Rating: 5/5 stars Stain.jpg

Pages: 516

Series: N/A

Genres: Young Adult, Fantasy, Retellings, Romance

Publication date: January 15, 2019

 

Scorch trotted up and snuffed her fuzzed head. He then sat on his hindquarters to gawk at her. “Humans are strange creatures. Moved to tears by emotions. Moved to laughter by physical exertion. And you, tiny trifling thing, are the strangest of all.”

(Ch. 17, p. 265)

Lyra, a princess incapable of speech or sound, finds herself cast out of her kingdom of daylight by her wicked aunt. Saved by a witch who steals her memories and raises her in an enchanted forest, Lyra is disguised as a boy known only as Stain. Meanwhile, the prince of thorns and night is dying. The only way for him to break the curse is to marry the princess of daylight as she is his true equal. But while Lyra is finding her way back to her identity, an impostor princess appears to steal her prince and crown. To win back her kingdom, save the prince, and make peace with the land of night, Lyra must be loud enough to be heard without a voice and strong enough to pass a series of tests.

I have yet to read an A.G. Howard novel that I didn’t love, and Stain is no exception. This novel brought tears to my eyes on more than one occasion, yet at other times make me laugh out loud. I fell in love with the characters and felt heartbreak when they did.

While I won’t go too in depth on the subject because it would be considered a pretty big spoiler, there were two characters in this story that held my heart in their hands.

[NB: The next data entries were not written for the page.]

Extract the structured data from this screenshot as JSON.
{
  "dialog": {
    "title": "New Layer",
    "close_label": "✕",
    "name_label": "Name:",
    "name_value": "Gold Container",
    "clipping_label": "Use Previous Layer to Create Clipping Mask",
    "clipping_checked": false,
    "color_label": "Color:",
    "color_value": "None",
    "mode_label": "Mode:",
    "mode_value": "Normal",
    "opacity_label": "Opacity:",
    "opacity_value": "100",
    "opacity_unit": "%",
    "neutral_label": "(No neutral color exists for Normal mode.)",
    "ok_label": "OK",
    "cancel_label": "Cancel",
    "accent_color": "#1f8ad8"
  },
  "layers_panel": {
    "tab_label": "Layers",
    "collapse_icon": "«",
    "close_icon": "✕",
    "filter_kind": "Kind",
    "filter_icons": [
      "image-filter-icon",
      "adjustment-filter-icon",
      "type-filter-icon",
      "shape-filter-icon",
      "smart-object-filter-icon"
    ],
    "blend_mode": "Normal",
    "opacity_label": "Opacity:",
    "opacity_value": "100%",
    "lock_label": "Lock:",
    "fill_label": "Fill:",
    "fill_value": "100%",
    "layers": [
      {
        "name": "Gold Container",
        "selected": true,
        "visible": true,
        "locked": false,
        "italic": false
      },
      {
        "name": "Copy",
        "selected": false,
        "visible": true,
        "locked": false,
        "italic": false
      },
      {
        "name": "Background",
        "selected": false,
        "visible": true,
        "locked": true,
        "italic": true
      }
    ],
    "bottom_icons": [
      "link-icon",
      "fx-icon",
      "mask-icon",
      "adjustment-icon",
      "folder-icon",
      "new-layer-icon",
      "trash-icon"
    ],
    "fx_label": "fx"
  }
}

I was instantly in love with them and wanted nothing but the best for each. Both of these characters sacrificed so much in order to bring the two kingdoms together and both of them managed to pull tears from me. While both challenging at times, they were two of the sweetest and most caring creatures I’ve ever had the pleasure to spend time with. I look forward to doing it all over again the next time I pick up this book.

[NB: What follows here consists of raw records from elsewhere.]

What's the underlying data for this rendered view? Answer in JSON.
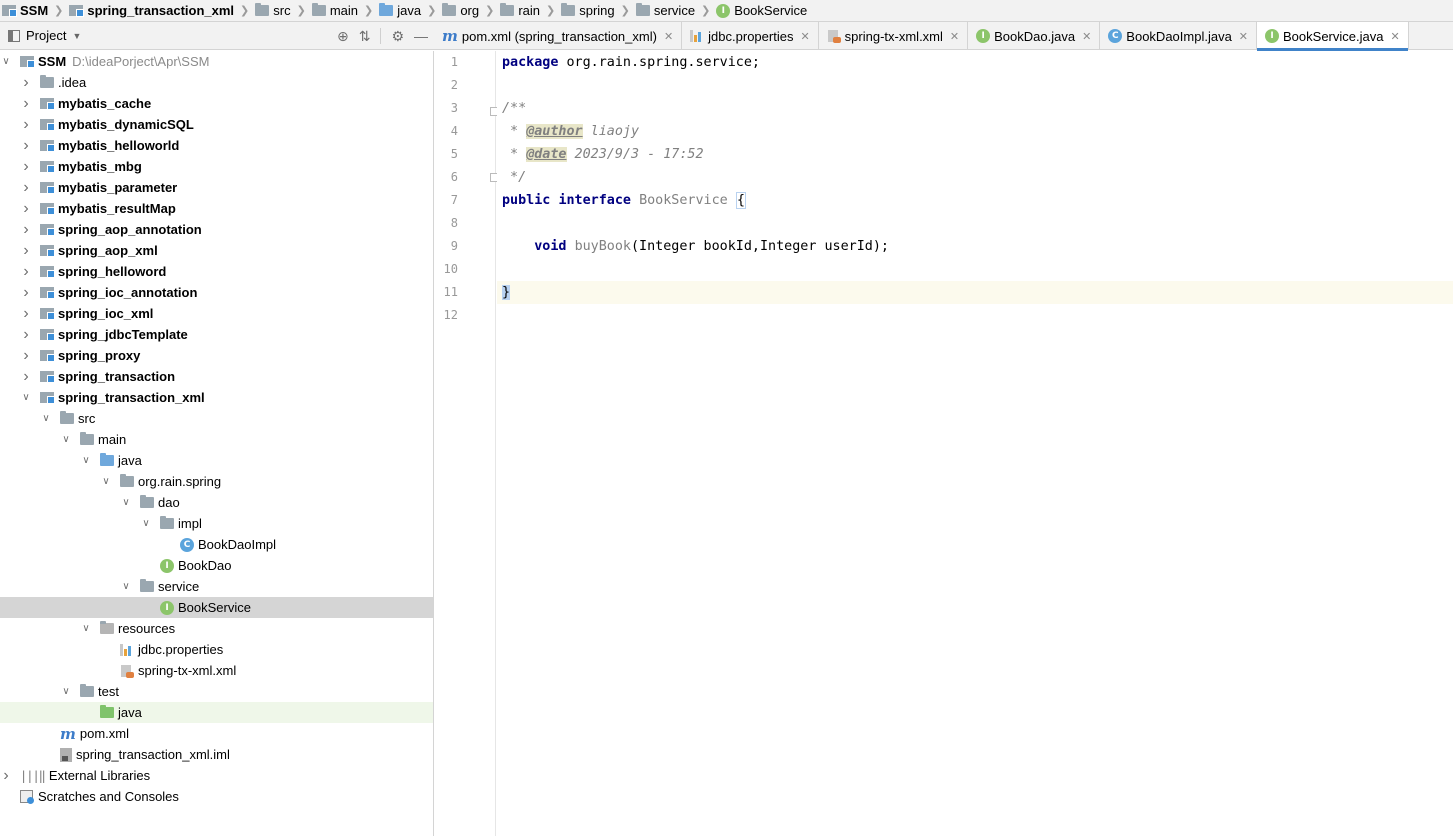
{
  "breadcrumb": [
    {
      "label": "SSM",
      "icon": "module-icon",
      "bold": true
    },
    {
      "label": "spring_transaction_xml",
      "icon": "module-icon",
      "bold": true
    },
    {
      "label": "src",
      "icon": "folder-icon"
    },
    {
      "label": "main",
      "icon": "folder-icon"
    },
    {
      "label": "java",
      "icon": "source-folder-icon"
    },
    {
      "label": "org",
      "icon": "package-icon"
    },
    {
      "label": "rain",
      "icon": "package-icon"
    },
    {
      "label": "spring",
      "icon": "package-icon"
    },
    {
      "label": "service",
      "icon": "package-icon"
    },
    {
      "label": "BookService",
      "icon": "interface-icon"
    }
  ],
  "project_panel": {
    "title": "Project",
    "tools": [
      "locate-icon",
      "collapse-all-icon",
      "gear-icon",
      "hide-icon"
    ]
  },
  "tree": [
    {
      "label": "SSM",
      "path": "D:\\ideaPorject\\Apr\\SSM",
      "depth": 0,
      "arrow": "down",
      "icon": "module",
      "bold": true
    },
    {
      "label": ".idea",
      "depth": 1,
      "arrow": "right",
      "icon": "folder"
    },
    {
      "label": "mybatis_cache",
      "depth": 1,
      "arrow": "right",
      "icon": "module",
      "bold": true
    },
    {
      "label": "mybatis_dynamicSQL",
      "depth": 1,
      "arrow": "right",
      "icon": "module",
      "bold": true
    },
    {
      "label": "mybatis_helloworld",
      "depth": 1,
      "arrow": "right",
      "icon": "module",
      "bold": true
    },
    {
      "label": "mybatis_mbg",
      "depth": 1,
      "arrow": "right",
      "icon": "module",
      "bold": true
    },
    {
      "label": "mybatis_parameter",
      "depth": 1,
      "arrow": "right",
      "icon": "module",
      "bold": true
    },
    {
      "label": "mybatis_resultMap",
      "depth": 1,
      "arrow": "right",
      "icon": "module",
      "bold": true
    },
    {
      "label": "spring_aop_annotation",
      "depth": 1,
      "arrow": "right",
      "icon": "module",
      "bold": true
    },
    {
      "label": "spring_aop_xml",
      "depth": 1,
      "arrow": "right",
      "icon": "module",
      "bold": true
    },
    {
      "label": "spring_helloword",
      "depth": 1,
      "arrow": "right",
      "icon": "module",
      "bold": true
    },
    {
      "label": "spring_ioc_annotation",
      "depth": 1,
      "arrow": "right",
      "icon": "module",
      "bold": true
    },
    {
      "label": "spring_ioc_xml",
      "depth": 1,
      "arrow": "right",
      "icon": "module",
      "bold": true
    },
    {
      "label": "spring_jdbcTemplate",
      "depth": 1,
      "arrow": "right",
      "icon": "module",
      "bold": true
    },
    {
      "label": "spring_proxy",
      "depth": 1,
      "arrow": "right",
      "icon": "module",
      "bold": true
    },
    {
      "label": "spring_transaction",
      "depth": 1,
      "arrow": "right",
      "icon": "module",
      "bold": true
    },
    {
      "label": "spring_transaction_xml",
      "depth": 1,
      "arrow": "down",
      "icon": "module",
      "bold": true
    },
    {
      "label": "src",
      "depth": 2,
      "arrow": "down",
      "icon": "folder"
    },
    {
      "label": "main",
      "depth": 3,
      "arrow": "down",
      "icon": "folder"
    },
    {
      "label": "java",
      "depth": 4,
      "arrow": "down",
      "icon": "source-folder"
    },
    {
      "label": "org.rain.spring",
      "depth": 5,
      "arrow": "down",
      "icon": "package"
    },
    {
      "label": "dao",
      "depth": 6,
      "arrow": "down",
      "icon": "package"
    },
    {
      "label": "impl",
      "depth": 7,
      "arrow": "down",
      "icon": "package"
    },
    {
      "label": "BookDaoImpl",
      "depth": 8,
      "arrow": "none",
      "icon": "class"
    },
    {
      "label": "BookDao",
      "depth": 7,
      "arrow": "none",
      "icon": "interface"
    },
    {
      "label": "service",
      "depth": 6,
      "arrow": "down",
      "icon": "package"
    },
    {
      "label": "BookService",
      "depth": 7,
      "arrow": "none",
      "icon": "interface",
      "selected": true
    },
    {
      "label": "resources",
      "depth": 4,
      "arrow": "down",
      "icon": "resources"
    },
    {
      "label": "jdbc.properties",
      "depth": 5,
      "arrow": "none",
      "icon": "properties"
    },
    {
      "label": "spring-tx-xml.xml",
      "depth": 5,
      "arrow": "none",
      "icon": "xml"
    },
    {
      "label": "test",
      "depth": 3,
      "arrow": "down",
      "icon": "folder"
    },
    {
      "label": "java",
      "depth": 4,
      "arrow": "none",
      "icon": "test-folder",
      "highlight": true
    },
    {
      "label": "pom.xml",
      "depth": 2,
      "arrow": "none",
      "icon": "maven"
    },
    {
      "label": "spring_transaction_xml.iml",
      "depth": 2,
      "arrow": "none",
      "icon": "iml"
    },
    {
      "label": "External Libraries",
      "depth": 0,
      "arrow": "right",
      "icon": "library"
    },
    {
      "label": "Scratches and Consoles",
      "depth": 0,
      "arrow": "none",
      "icon": "scratch"
    }
  ],
  "tabs": [
    {
      "label": "pom.xml (spring_transaction_xml)",
      "icon": "maven"
    },
    {
      "label": "jdbc.properties",
      "icon": "properties"
    },
    {
      "label": "spring-tx-xml.xml",
      "icon": "xml"
    },
    {
      "label": "BookDao.java",
      "icon": "interface"
    },
    {
      "label": "BookDaoImpl.java",
      "icon": "class"
    },
    {
      "label": "BookService.java",
      "icon": "interface",
      "active": true
    }
  ],
  "editor": {
    "line_numbers": [
      "1",
      "2",
      "3",
      "4",
      "5",
      "6",
      "7",
      "8",
      "9",
      "10",
      "11",
      "12"
    ],
    "code": {
      "l1_kw": "package",
      "l1_rest": " org.rain.spring.service;",
      "l3": "/**",
      "l4_pre": " * ",
      "l4_tag": "@author",
      "l4_val": " liaojy",
      "l5_pre": " * ",
      "l5_tag": "@date",
      "l5_val": " 2023/9/3 - 17:52",
      "l6": " */",
      "l7_kw1": "public",
      "l7_kw2": "interface",
      "l7_name": "BookService",
      "l7_brace": "{",
      "l9_kw": "void",
      "l9_name": "buyBook",
      "l9_rest": "(Integer bookId,Integer userId);",
      "l11_brace": "}"
    }
  },
  "colors": {
    "keyword": "#000080",
    "comment": "#808080",
    "selection": "#d5d5d5",
    "active_tab_underline": "#4083c9",
    "current_line": "#fcfaed"
  }
}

Lyra goes through unprecedented challenges in her world, all to prove that she’s worthy – and all without knowing that she’s doing it. She must prove that she’s tough enough to sleep on a bed of nails and loud enough to be heard without a voice. Born a rose and stripped of her thorns, Lyra proves time and time again that though she might have been stripped of everything she’s ever known she’s still a strong spirit that won’t be broken.

While I found this book to be slow at times, every word is worth it. Those slow moments sometimes held the most important clues and only looking back on them did I see how truly impactful the scenes were. Howard is amazing with words and I look forward to reading anything else she writes.

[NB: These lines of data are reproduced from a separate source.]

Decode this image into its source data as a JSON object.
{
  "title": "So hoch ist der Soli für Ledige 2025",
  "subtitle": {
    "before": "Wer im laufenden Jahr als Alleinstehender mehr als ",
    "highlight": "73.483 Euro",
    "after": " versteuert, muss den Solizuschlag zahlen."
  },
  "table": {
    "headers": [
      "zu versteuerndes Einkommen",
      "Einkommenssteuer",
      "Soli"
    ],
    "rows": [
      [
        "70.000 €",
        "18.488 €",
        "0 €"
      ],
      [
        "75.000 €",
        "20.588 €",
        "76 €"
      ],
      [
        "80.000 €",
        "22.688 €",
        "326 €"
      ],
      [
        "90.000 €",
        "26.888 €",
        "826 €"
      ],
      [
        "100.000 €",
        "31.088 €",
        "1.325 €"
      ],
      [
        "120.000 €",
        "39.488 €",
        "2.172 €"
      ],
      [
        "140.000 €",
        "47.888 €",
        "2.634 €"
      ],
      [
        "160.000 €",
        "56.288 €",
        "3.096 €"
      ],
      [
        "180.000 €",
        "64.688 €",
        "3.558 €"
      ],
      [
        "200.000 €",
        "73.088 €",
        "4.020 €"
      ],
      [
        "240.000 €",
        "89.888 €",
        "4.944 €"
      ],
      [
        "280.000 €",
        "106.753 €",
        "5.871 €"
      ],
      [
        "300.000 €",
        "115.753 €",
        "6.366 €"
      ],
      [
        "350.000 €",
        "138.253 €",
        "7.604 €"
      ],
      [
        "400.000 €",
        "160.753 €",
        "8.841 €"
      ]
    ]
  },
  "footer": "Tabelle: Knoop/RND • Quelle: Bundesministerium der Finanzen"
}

I would highly recommend this book to anyone who’s interested in twisted retellings of fairy tales. Stain is an amazing retelling of the Princess and the Pea, all while being twisted into something almost unrecognizable. Almost, but not quite. The unique spin on this classic tale is one of the things I loved most about it. And if you love this read, I highly recommend reading Howard’s other novels as well.

One of the things I love so much about Howard’s novels is that they’re so great to jump back into time and time again. Having first been introduced to her works through Splintered in high school, I can honestly say that I adore going back and reading everything I have by Howard. I’ll be here, shielding my heart for the emotional turmoil within Stain, until I’m again able to jump into this story and feel the emotions packed into its pages.